興味深かったのが、アメリカなどへの留学組が続々と中国に帰り、体制側の人材として祖国の発展に貢献したいと思っていることだ。
2006年の帰国率はわずか31%だったのが、2019年には82%に増えている。
1989年の天安門事件のあと、
2008年、北京オリンピック
2010年、GDPで日本を抜いて世界2位に
(中略)と「(ボーガス注:経済的な)成功」を積み上げ、経済も右肩上がりの過程に今の若者は育ってきている。2050年にはほぼ確実にアメリカを抜いてGDP世界一になるはずだ。
留学組の若者の目からも、中国は明らかに成功していると見え、(中略)安田さんによると、政治に口を出さない限り、文化面も遊びも自由で、若者たちは抑圧されている感を持たないという。

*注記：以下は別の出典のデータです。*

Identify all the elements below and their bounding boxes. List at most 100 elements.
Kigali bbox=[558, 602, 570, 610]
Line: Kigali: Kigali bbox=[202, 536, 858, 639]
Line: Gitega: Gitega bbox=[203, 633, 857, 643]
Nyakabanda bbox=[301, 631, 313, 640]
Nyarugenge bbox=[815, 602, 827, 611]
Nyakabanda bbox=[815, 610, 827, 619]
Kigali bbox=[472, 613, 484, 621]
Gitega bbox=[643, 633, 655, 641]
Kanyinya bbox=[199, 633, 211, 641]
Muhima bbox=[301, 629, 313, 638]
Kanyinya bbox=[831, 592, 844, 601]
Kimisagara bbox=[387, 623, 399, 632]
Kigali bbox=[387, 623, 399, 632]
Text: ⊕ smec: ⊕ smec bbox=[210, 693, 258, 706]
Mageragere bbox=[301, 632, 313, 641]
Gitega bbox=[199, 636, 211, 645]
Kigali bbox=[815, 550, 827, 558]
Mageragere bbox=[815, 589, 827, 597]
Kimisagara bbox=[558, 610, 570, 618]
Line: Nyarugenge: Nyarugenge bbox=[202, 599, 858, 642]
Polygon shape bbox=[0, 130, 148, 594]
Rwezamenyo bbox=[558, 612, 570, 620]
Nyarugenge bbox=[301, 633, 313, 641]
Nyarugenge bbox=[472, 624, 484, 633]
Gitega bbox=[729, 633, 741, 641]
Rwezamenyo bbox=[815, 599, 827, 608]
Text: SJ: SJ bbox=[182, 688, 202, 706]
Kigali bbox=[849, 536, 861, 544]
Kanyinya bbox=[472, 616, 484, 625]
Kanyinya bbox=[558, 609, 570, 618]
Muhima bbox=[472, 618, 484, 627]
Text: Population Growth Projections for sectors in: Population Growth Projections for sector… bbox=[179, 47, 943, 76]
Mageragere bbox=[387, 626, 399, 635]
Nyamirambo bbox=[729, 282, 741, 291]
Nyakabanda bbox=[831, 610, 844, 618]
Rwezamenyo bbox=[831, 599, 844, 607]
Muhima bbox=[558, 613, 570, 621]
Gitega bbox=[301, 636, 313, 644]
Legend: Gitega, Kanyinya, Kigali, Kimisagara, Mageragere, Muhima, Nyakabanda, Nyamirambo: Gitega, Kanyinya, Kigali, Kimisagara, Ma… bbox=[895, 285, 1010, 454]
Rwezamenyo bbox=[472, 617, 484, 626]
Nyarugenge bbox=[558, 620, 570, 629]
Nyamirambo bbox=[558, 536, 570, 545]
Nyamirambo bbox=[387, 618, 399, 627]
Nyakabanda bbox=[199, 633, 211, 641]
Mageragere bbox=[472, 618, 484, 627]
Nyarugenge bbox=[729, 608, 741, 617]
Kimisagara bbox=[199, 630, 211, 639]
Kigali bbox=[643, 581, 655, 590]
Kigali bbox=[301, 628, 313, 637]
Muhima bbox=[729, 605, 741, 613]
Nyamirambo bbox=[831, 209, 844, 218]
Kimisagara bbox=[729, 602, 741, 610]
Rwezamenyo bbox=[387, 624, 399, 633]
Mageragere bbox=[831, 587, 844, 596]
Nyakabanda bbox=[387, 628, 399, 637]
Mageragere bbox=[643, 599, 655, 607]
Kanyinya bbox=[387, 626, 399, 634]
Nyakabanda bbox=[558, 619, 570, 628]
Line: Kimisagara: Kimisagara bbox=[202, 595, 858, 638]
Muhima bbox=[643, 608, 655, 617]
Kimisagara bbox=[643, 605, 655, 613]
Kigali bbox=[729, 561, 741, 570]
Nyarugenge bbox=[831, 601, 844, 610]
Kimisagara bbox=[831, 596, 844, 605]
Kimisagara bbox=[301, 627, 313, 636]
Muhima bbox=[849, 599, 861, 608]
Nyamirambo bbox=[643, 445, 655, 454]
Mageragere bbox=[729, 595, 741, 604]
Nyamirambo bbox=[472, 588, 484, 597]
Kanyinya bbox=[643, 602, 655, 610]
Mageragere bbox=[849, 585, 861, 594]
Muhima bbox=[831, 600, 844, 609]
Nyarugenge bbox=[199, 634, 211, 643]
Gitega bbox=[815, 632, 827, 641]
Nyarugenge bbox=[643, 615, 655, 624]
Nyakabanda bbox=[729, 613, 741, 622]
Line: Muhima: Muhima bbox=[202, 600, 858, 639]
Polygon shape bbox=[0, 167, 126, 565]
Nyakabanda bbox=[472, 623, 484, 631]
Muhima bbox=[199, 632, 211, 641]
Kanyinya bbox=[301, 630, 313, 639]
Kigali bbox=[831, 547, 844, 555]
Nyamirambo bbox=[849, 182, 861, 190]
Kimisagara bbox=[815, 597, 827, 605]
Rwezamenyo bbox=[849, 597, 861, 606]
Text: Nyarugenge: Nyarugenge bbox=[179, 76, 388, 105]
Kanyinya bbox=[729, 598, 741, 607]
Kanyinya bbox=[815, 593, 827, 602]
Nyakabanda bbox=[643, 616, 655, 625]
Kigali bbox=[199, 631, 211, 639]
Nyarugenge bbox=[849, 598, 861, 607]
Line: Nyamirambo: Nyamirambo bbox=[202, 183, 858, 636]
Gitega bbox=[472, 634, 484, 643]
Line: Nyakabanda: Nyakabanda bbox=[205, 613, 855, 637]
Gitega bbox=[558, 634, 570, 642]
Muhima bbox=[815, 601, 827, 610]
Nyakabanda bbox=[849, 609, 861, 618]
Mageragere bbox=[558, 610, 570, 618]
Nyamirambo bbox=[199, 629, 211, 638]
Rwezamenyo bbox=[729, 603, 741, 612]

「今の中国に限らず」大抵の国では「留学から帰国したエリート」は「高い地位に着ける」「高額給与」などで優遇しますからね。
「たとえ優遇されても、一党独裁の中国政府に協力したくない」「中国よりもっといい待遇の国があった」とかいう「帰国しない人」も中にはいるでしょうが、帰国者がいるのは当たり前の話です。まあ、「救う会の幇間」という「人間のくず・高世」に比べたら「留学から帰国したエリート」の方がずっとましです。「留学から帰国したエリート」が「中国近代化に貢献した」のに対し、高世は一体拉致問題で「何の貢献をした」のか?
番組が最後に、中国の落とし穴として挙げた不確定要素は、膨大な数の負け組の若者たちの存在*2と少子高齢化のスピードの速さだ。ただ不満が表面化しないように共産党はコントロールを強めるだろうから、すぐにほころびが出てくるとは思えない*3。

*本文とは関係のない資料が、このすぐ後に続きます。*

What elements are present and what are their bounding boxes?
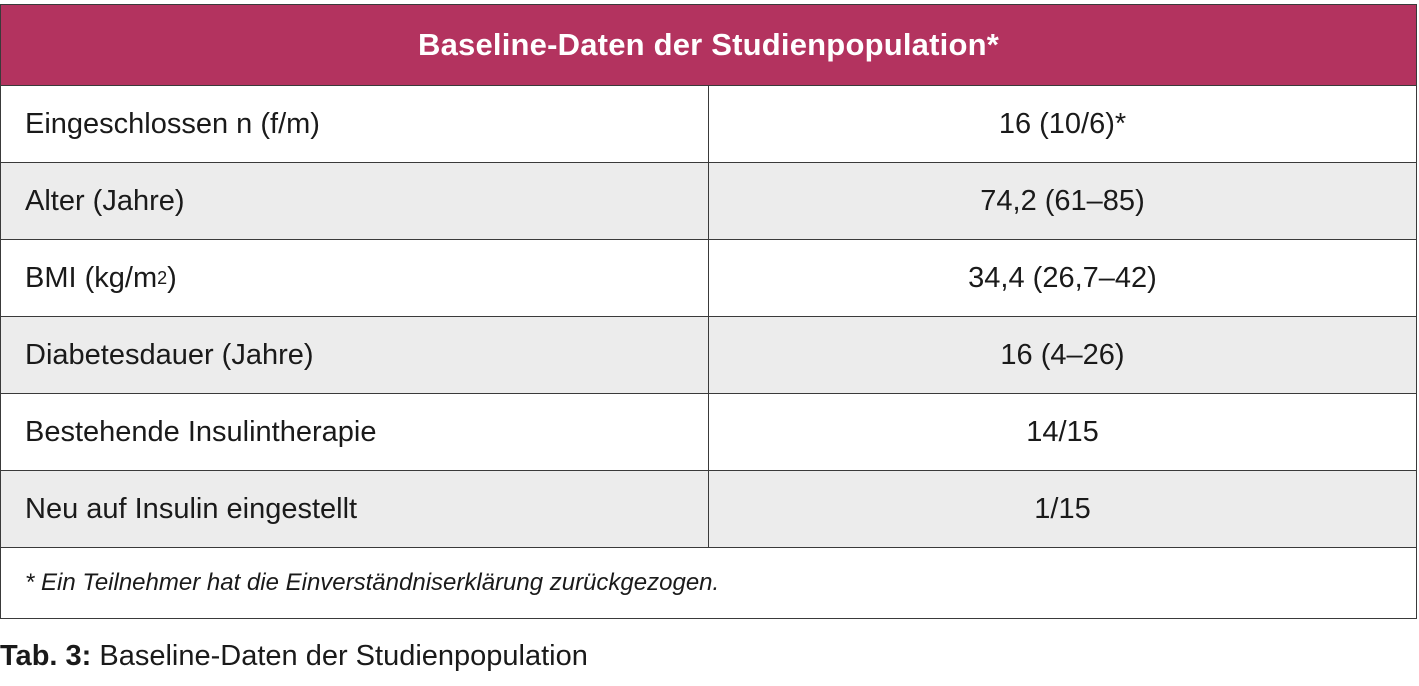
row-label: Bestehende Insulintherapie <box>1 394 709 470</box>
row-value: 16 (4–26) <box>1000 338 1125 371</box>
table-caption: Tab. 3: Baseline-Daten der Studienpopula… <box>0 640 588 673</box>
caption-text: Baseline-Daten der Studienpopulation <box>91 640 588 672</box>
caption-label: Tab. 3: <box>0 640 92 672</box>
row-value: 34,4 (26,7–42) <box>968 261 1157 294</box>
table-row: BMI (kg/m 2) 34,4 (26,7–42) <box>1 240 1416 317</box>
row-label-main: BMI (kg/m <box>25 261 158 294</box>
row-value: 1/15 <box>1034 492 1091 525</box>
table-row: Eingeschlossen n (f/m) 16 (10/6)* <box>1 86 1416 163</box>
row-label: Diabetesdauer (Jahre) <box>1 317 709 393</box>
row-label: Neu auf Insulin eingestellt <box>1 471 709 547</box>
row-label: Eingeschlossen n (f/m) <box>1 86 709 162</box>
row-value: 16 (10/6)* <box>998 107 1127 140</box>
table-footnote: * Ein Teilnehmer hat die Einverständnise… <box>1 548 1416 618</box>
row-label: Alter (Jahre) <box>1 163 709 239</box>
table-row: Diabetesdauer (Jahre) 16 (4–26) <box>1 317 1416 394</box>
table-title: Baseline-Daten der Studienpopulation* <box>1 5 1416 86</box>
table-row: Neu auf Insulin eingestellt 1/15 <box>1 471 1416 548</box>
row-value: 14/15 <box>1026 415 1099 448</box>
table-row: Alter (Jahre) 74,2 (61–85) <box>1 163 1416 240</box>
baseline-table: Baseline-Daten der Studienpopulation* Ei… <box>0 4 1417 619</box>
row-value: 74,2 (61–85) <box>980 184 1145 217</box>
row-label: BMI (kg/m 2) <box>1 240 709 316</box>
row-label-end: ) <box>167 261 177 294</box>
table-row: Bestehende Insulintherapie 14/15 <box>1 394 1416 471</box>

NHKや高世(特に高世)には「やれやれ」ですね。「程度の差こそあれ」、少子高齢化や格差問題は日本や欧米にもある話です。
そして、そうした問題について、もちろん「中国政府」は「格差是正(例えば社会保障制度の充実、累進課税強化などが考えられる)」「少子高齢化の弊害是正(子育て支援による少子化克服、移民導入など考えられる対応策はいろいろあります。日本の入管法改定(移民国家への方向性)もそうした少子高齢化への対応が一つの理由です)」の方向でいろいろと動くでしょう。
高世の「コントロールを強める」という表現では「是正という飴」のことは考えになく「もっぱら鞭ばかり」想定しているようですが。

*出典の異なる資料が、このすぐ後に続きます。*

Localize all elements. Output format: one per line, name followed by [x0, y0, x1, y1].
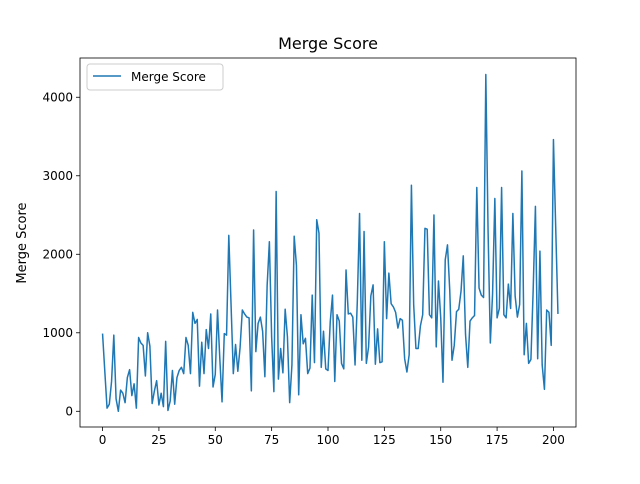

きょうのニュースでは、民主派区議の大量辞職が報じられている。ちょっと長いが、今後を左右する出来事なので記事を引用する。
《香港の地方議会に当たる区議会議員(479議席)のうち、10日までの4日間で少なくとも150人以上が一斉に辞職を表明した。香港メディアが報じた。
区議会は、事件の容疑者を中国に移送できる逃亡犯条例改正案に反対するデモが相次いだ2019年の11月にあった選挙で、民主派が全議席の8割以上にあたる388議席を獲得した。しかし(中略)香港政府は区議会の制度改変に着手し、区議に政府への忠誠を宣誓させ「非愛国」とみなせば資格を剝奪できる条例改正案を今年5月に成立させた。
政府は改正条例に沿って、7月中に区議へ宣誓を求めるとの方針を表明。これを受けて香港紙明報の集計では、10日までの4日間で少なくとも153人の区議が辞職を表明した。19年の区議選で当選した民主派議員の半数以上がすでに辞職を表明する異常事態となった。
民主派でもあえて宣誓することで議会に残ろうとする区議もいる。しかし香港メディアによると民主派区議約230人は、かりに宣誓しても「条例の要求を満たしていない」として資格が剝奪されるとみられており、今後さらに辞職する議員が増える可能性がある。》
区議会での勝利から立法会での勝利へ、と民主派が描いた革命の構想はついえた。一昨年のあの勝利の熱気がうそのようだ。
まさに「蟷螂(とうろう)の斧」。彼らには、我々日本を含む海外の民主国家からの連帯が必要だ。
「欧米や日本における中国ビジネスの重要性」から「アンチ中国」の高世ですら「連帯」という曖昧な言葉しか書けないわけです。